In this video, Russ Morin describes his ukuleles and lets us hear the difference between a regular and a resonator ukulele.
HOMETOWN: Born in Charleston; now lives in Greenville
CLAIM TO FAME: Morin is a self-taught luthier who specializes in making custom-made resonator ukuleles.
HOBBIES: Enjoys shopping for antique sewing machines with his wife and playing bass ukulele in a band called Blue Studio.
You will never meet anyone as excited about ukuleles as Russ Morin.
“I just love ’em,” he says.
The versatile instruments can be used to play anything from nursery rhymes to Bach, and most people can learn the basics in a weekend. It’s hard not to smile when strumming a ukulele, and Morin believes if more people played them, more people would be happy.
Ukuleles have certainly brought happiness into Morin’s own life. A former furniture maker and Montessori school teacher, he began to reexamine his priorities when his older brother passed away from cancer. Feeling permanently stressed out by his teaching job, Morin decided to see if he could make a living doing something he loved—making ukuleles.

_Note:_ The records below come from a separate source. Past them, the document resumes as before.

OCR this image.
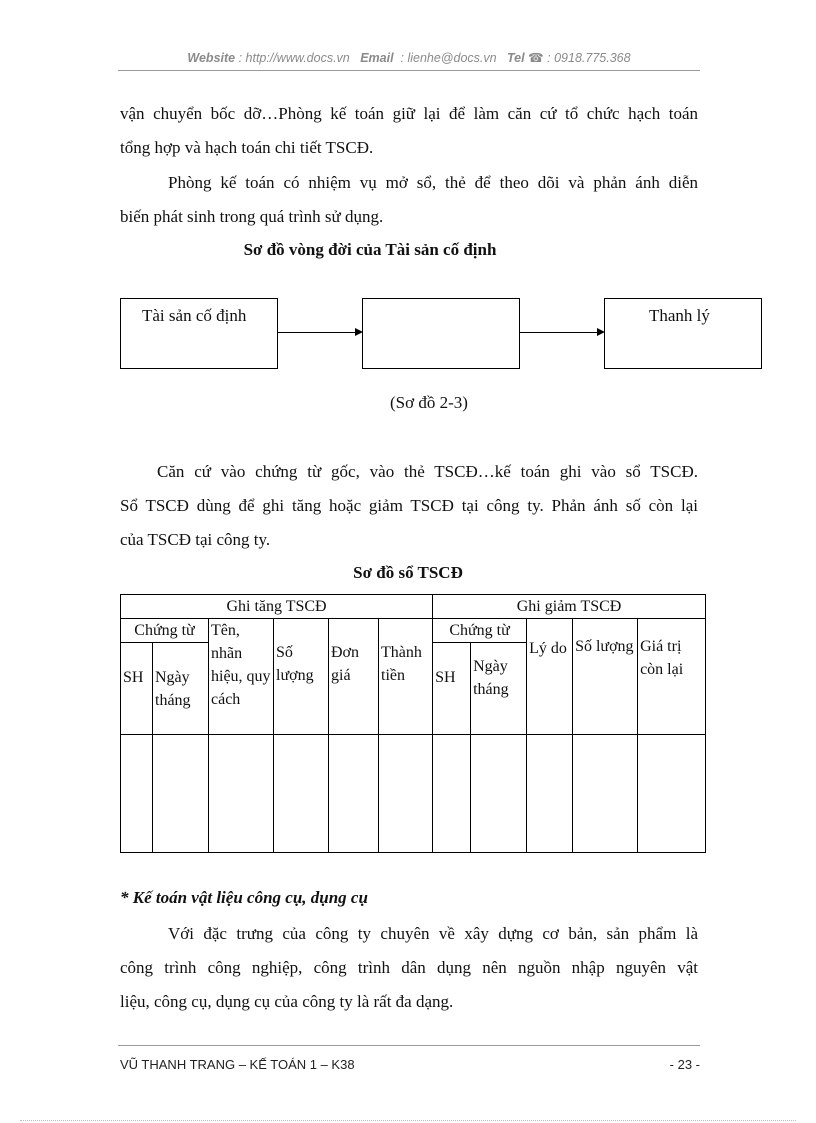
Website : http://www.docs.vn Email : lienhe@docs.vn Tel ☎ : 0918.775.368
vận chuyển bốc dỡ…Phòng kế toán giữ lại để làm căn cứ tổ chức hạch toán
tổng hợp và hạch toán chi tiết TSCĐ.
Phòng kế toán có nhiệm vụ mở sổ, thẻ để theo dõi và phản ánh diễn
biến phát sinh trong quá trình sử dụng.
Sơ đồ vòng đời của Tài sản cố định
Tài sản cố định	Thanh lý
(Sơ đồ 2-3)
Căn cứ vào chứng từ gốc, vào thẻ TSCĐ…kế toán ghi vào sổ TSCĐ.
Sổ TSCĐ dùng để ghi tăng hoặc giảm TSCĐ tại công ty. Phản ánh số còn lại
của TSCĐ tại công ty.
Sơ đồ sổ TSCĐ
Ghi tăng TSCĐ						Ghi giảm TSCĐ				
Chứng từ		Tên, nhãn hiệu, quy cách	Số lượng	Đơn giá	Thành tiền	Chứng từ		Lý do	Số lượng	Giá trị còn lại
SH	Ngày tháng					SH	Ngày tháng			

* Kế toán vật liệu công cụ, dụng cụ
Với đặc trưng của công ty chuyên về xây dựng cơ bản, sản phẩm là
công trình công nghiệp, công trình dân dụng nên nguồn nhập nguyên vật
liệu, công cụ, dụng cụ của công ty là rất đa dạng.
VŨ THANH TRANG – KẾ TOÁN 1 – K38	- 23 -
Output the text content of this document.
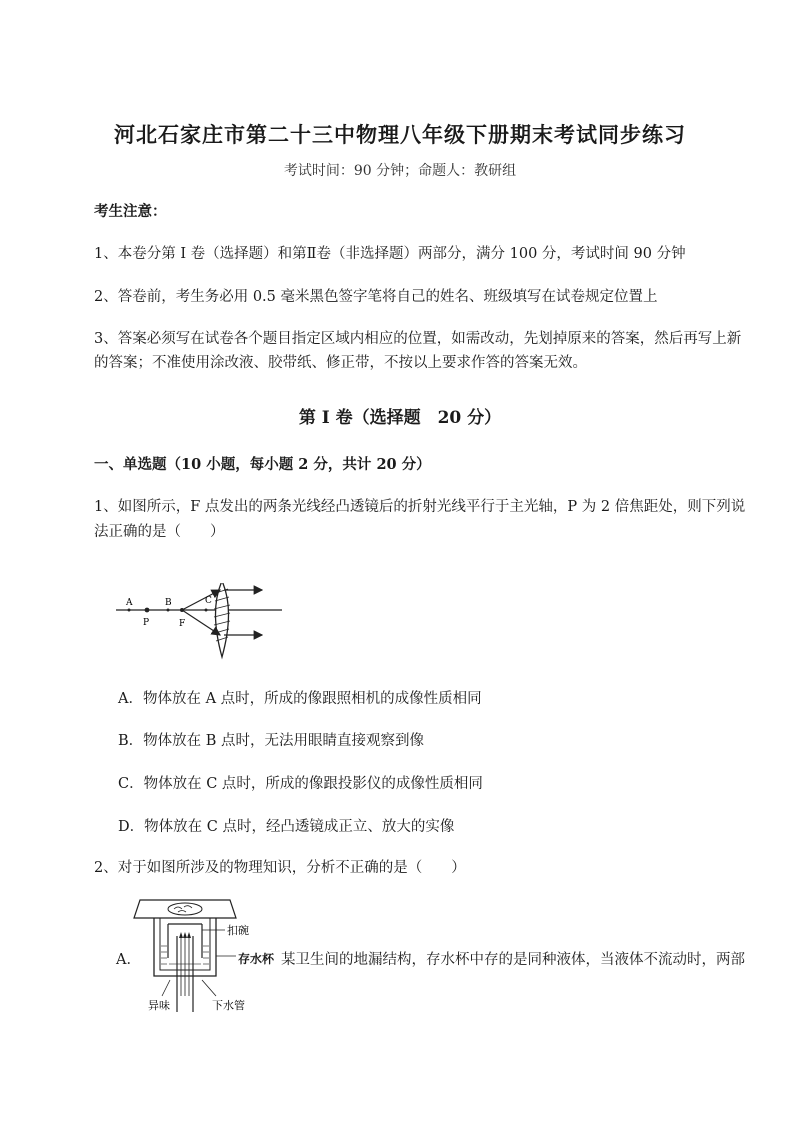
河北石家庄市第二十三中物理八年级下册期末考试同步练习
考试时间：90 分钟；命题人：教研组
考生注意：
1、本卷分第 I 卷（选择题）和第Ⅱ卷（非选择题）两部分，满分 100 分，考试时间 90 分钟
2、答卷前，考生务必用 0.5 毫米黑色签字笔将自己的姓名、班级填写在试卷规定位置上
3、答案必须写在试卷各个题目指定区域内相应的位置，如需改动，先划掉原来的答案，然后再写上新的答案；不准使用涂改液、胶带纸、修正带，不按以上要求作答的答案无效。
第 I 卷（选择题　20 分）
一、单选题（10 小题，每小题 2 分，共计 20 分）
1、如图所示，F 点发出的两条光线经凸透镜后的折射光线平行于主光轴，P 为 2 倍焦距处，则下列说法正确的是（　　）
A
P
B
F
C
A．物体放在 A 点时，所成的像跟照相机的成像性质相同
B．物体放在 B 点时，无法用眼睛直接观察到像
C．物体放在 C 点时，所成的像跟投影仪的成像性质相同
D．物体放在 C 点时，经凸透镜成正立、放大的实像
2、对于如图所涉及的物理知识，分析不正确的是（　　）
扣碗
异味	下水管
A．	存水杯 某卫生间的地漏结构，存水杯中存的是同种液体，当液体不流动时，两部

Today, he specializes in built-to-order resonator ukuleles, which include a spun aluminum cone inside the body of the instrument. The cones work like a passive speaker, creating a much stronger sound, and they allow Morin to build his handcrafted instruments from a variety of woods, including poplar, walnut, black locust and mahogany, often scrounged from dumpsters, scrap piles and fallen trees he spots beside the road.
Morin sells his ukuleles online (russmorin.com) to buyers as distant as Australia, Germany and Africa. Prices start at $625 for a traditional ukulele or $950 for a resonator model, but each instrument is made entirely by hand, a process that takes approximately a month. While his ukulele business is not generating much income yet, it is gathering momentum and paying off in other ways.
“Guess who’s happy?” Morin says. “I’m excited these days.”